Der Kredit, häufig genutzt und von vielen in Anspruch genommen. Doch was gilt eigentlich als Kredit oder Darlehen? So mancher mag dies nur auf den klassischen Ratenkredit reduzieren, dabei ist die Welt der Finanzierung doch recht umfangreich.
Ratenkredit
Der Klassiker schlechthin in Sachen Darlehen, der Ratenkredit. Hier wird auf eine festgeschriebene Laufzeit (meist bis 60 oder 72 Monate) eine gleichbleibende Rate geleistet, bestehend aus Zinsen und Tilgung. Während der Kreditlaufzeit bleibt die Zinshöhe gleich, auch die Ratenhöhe ändert sich nicht. Man weiß also als Darlehensnehmer genau, was monatlich zu leisten ist und wie lange. Hierzu zählen im Übrigen auch Bestellungen im Versandhaus auf Ratenzahlung. Auch hierbei handelt es sich um einen klassischen Ratenkredit.
Rahmenkredit
Der Rahmenkredit, auch Abrufkredit genannt bezeichnet eine eingeräumte Darlehenshöhe, welche man bei Bedarf in Anspruch nehmen kann. Ein Beispiel wäre der so genannte Dispositionskredit, also der gewährte Überziehungsrahmen auf dem Girokonto. Aber auch andere Kreditarten wie der Beamtenkredit, die Kreditkarte und dergleichen erfüllen die Voraussetzungen für einen Rahmenkredit. Man kann also über den Kreditrahmen verfügen, die Zinsen sind hierbei jedoch zum Teil variabel und können von der Bank an den marktüblichen Wert angepasst werden.
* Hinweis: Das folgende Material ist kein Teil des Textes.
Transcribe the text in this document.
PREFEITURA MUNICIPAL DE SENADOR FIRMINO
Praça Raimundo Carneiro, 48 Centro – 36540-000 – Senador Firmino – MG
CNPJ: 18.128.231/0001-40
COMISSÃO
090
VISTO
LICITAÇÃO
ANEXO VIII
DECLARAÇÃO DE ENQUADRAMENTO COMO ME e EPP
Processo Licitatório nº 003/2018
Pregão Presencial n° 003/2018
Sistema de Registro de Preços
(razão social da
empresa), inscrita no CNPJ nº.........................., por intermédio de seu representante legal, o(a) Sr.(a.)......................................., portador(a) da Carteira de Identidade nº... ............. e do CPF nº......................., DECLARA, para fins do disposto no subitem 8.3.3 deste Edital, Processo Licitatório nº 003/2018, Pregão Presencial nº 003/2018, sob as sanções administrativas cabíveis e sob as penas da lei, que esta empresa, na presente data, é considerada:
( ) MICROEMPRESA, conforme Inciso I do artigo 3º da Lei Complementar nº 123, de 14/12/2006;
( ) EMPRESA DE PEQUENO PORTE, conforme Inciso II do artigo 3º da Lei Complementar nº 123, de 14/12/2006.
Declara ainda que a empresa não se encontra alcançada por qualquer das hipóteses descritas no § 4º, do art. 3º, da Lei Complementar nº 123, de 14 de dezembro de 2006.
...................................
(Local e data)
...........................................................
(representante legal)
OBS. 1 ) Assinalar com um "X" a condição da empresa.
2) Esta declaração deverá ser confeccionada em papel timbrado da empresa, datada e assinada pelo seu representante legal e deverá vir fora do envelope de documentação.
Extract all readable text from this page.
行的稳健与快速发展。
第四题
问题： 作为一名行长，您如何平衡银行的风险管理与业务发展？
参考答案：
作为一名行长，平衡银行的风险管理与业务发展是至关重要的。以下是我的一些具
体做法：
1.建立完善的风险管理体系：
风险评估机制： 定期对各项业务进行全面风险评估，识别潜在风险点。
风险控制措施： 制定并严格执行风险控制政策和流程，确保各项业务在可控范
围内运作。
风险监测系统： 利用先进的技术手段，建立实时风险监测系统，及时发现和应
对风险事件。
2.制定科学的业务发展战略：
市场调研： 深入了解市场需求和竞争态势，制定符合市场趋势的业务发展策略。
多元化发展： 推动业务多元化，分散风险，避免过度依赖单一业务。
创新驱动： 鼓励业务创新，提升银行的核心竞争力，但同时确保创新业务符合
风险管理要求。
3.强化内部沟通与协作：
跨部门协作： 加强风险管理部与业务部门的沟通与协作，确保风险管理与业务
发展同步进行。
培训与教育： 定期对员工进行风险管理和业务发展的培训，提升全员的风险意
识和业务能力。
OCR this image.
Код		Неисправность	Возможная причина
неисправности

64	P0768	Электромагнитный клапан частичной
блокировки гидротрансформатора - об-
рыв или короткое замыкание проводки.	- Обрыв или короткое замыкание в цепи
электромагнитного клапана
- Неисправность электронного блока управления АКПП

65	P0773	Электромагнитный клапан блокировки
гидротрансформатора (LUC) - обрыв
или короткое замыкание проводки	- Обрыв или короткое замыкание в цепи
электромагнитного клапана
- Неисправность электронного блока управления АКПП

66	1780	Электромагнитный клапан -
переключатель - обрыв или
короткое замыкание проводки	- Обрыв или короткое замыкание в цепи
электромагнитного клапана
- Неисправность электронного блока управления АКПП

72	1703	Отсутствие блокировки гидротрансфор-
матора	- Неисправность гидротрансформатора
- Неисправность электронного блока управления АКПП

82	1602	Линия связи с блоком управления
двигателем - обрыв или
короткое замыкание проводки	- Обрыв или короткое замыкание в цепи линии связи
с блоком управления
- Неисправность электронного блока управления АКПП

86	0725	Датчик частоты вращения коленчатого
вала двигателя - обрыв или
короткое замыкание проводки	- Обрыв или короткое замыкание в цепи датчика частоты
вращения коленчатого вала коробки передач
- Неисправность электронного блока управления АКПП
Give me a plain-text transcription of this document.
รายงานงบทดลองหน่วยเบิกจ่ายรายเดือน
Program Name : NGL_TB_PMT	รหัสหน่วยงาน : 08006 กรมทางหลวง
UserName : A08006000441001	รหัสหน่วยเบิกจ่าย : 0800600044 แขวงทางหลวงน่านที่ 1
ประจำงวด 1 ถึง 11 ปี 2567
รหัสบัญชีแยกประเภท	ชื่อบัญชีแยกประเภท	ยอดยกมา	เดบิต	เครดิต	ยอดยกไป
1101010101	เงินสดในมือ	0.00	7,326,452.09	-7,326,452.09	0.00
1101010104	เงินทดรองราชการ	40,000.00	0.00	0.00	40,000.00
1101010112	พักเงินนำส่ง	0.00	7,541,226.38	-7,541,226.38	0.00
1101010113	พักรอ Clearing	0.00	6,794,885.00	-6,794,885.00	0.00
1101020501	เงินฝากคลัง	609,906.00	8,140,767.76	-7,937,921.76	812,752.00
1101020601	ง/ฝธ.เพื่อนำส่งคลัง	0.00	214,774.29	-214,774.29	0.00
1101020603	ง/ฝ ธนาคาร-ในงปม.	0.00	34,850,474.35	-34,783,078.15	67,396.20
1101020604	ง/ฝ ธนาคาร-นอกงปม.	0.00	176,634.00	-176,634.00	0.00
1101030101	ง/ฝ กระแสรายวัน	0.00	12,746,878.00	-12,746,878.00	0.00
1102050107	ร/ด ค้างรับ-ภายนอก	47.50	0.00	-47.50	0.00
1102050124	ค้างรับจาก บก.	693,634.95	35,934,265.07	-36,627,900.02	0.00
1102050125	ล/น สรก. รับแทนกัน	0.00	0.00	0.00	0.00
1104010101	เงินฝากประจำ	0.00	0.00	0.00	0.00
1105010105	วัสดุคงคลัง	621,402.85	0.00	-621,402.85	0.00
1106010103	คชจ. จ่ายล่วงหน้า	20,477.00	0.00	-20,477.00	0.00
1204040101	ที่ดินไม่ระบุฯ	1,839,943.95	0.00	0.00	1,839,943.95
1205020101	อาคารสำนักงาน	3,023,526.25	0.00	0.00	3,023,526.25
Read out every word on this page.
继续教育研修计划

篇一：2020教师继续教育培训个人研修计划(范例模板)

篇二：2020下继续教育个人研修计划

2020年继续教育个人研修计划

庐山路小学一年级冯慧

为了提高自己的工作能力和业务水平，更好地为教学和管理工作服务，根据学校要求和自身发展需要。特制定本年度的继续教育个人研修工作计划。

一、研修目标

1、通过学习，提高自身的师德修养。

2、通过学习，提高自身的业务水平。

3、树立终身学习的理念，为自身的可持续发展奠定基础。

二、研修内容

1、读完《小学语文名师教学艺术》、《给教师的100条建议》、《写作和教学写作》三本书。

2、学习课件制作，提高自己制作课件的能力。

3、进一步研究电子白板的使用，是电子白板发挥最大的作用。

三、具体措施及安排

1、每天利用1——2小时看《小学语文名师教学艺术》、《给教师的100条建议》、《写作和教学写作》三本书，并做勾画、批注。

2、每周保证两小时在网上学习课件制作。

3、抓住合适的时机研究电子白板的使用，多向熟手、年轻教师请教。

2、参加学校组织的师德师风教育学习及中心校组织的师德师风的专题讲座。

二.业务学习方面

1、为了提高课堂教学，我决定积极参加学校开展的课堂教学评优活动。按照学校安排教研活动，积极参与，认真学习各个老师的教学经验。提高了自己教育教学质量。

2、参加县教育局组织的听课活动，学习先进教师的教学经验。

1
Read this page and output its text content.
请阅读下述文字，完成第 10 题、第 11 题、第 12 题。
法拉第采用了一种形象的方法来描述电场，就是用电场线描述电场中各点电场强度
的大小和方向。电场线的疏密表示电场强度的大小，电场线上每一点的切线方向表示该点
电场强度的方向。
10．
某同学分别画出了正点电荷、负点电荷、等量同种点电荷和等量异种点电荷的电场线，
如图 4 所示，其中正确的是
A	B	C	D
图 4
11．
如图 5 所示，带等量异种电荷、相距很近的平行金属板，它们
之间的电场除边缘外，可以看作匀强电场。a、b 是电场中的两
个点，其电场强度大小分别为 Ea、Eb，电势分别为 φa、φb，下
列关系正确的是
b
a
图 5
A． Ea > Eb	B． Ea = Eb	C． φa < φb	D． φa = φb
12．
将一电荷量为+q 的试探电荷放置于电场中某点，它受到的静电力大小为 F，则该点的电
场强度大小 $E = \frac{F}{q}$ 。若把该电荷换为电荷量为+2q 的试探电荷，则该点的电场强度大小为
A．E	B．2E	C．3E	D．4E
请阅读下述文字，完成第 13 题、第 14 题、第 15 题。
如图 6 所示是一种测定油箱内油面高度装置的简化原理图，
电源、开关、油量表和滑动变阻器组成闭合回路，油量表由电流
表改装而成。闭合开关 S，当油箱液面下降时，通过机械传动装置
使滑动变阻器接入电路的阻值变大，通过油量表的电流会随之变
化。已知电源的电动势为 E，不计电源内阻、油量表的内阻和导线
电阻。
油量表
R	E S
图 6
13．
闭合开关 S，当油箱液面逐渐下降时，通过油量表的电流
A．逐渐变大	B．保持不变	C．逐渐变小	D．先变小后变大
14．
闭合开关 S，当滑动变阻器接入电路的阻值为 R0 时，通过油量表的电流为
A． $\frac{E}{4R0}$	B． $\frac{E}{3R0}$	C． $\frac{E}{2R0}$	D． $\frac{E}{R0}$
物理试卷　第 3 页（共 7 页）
In manchen Fällen (z.B. der Kreditkarte) wird eine monatliche Tilgung festgelegt, meist ein gewisser Prozentsatz der in Anspruch genommenen Kreditsumme. Bei anderen Rahmenkrediten bleibt die Tilgung dem Darlehensnehmer überlassen. Alle Rahmenkredite haben aber eines gemeinsam, Zinsen sind nur für den in Anspruch genommenen Kredit zu leisten.
Natürlich gibt es auch noch weitere (z.B. Immobilienfinanzierung), zumeist ausgefallene Finanzierungsformen (bspw. Fremdwährungskredit), nicht selten auch verbunden mit dem Kreditrechner online. Doch meist lassen sich die verschiedenen Kredite unter diese beiden Arten unterordnen.